Canine physical therapy is being more widely used to manage both companion and athletic or working dogs, as part of wellness or performance maintenance/ enhancement program, to optimise rehabilitation following injury/ surgery, or to manage an ongoing condition. The therapist requires a high level of academic knowledge of the musculoskeletal system, including correct function and dysfunction, as well as the practical skills, including empathetic handling and therapeutic techniques, to formulate a safe and effective program.

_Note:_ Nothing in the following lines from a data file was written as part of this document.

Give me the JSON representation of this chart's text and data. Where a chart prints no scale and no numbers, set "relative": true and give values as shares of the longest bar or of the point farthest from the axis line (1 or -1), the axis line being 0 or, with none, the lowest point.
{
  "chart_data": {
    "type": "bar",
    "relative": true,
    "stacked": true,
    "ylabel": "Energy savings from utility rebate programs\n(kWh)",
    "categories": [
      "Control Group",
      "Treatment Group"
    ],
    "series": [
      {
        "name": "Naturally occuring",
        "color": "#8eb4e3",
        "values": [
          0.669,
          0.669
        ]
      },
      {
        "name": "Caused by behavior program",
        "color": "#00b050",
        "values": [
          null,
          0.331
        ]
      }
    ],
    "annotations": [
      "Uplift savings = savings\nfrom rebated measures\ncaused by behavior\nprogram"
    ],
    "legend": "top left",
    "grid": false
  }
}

This module aims to introduce the student to a broad range of concepts that must be addressed when working towards a career in animal therapy, using both theory based lectures and hands-on practical sessions. The module will consolidate safe and therapeutic handling skills that are necessary when animals are distressed, in pain ore compensating for injury. Canine therapists must be empathetic and intuitive in their working lives and be able to competently interpret the dog’s body language. It will also enable students to identify signs of good or poor health, and provides an introduction to common pathologies. Students will also have the opportunity to start statically and dynamically assessing a wide variety of dogs, and discuss their findings. The module also aims to begin developing skills in feel and palpation. The module should begin development of lateral thinking and skills of interpretation, particularly in relating static, dynamic and palpatory assessments.
Students will be introduced to some simple massage techniques, as well as different canine sports and types of working dogs. The module will also address factors such as therapist fitness and body biomechanics, to reduce injury risk and increase the longevity of their career.
Basic first aid training will be provided, and students will be given the opportunity to obtain a recognized qualification, which will later be required for the hydrotherapy qualification.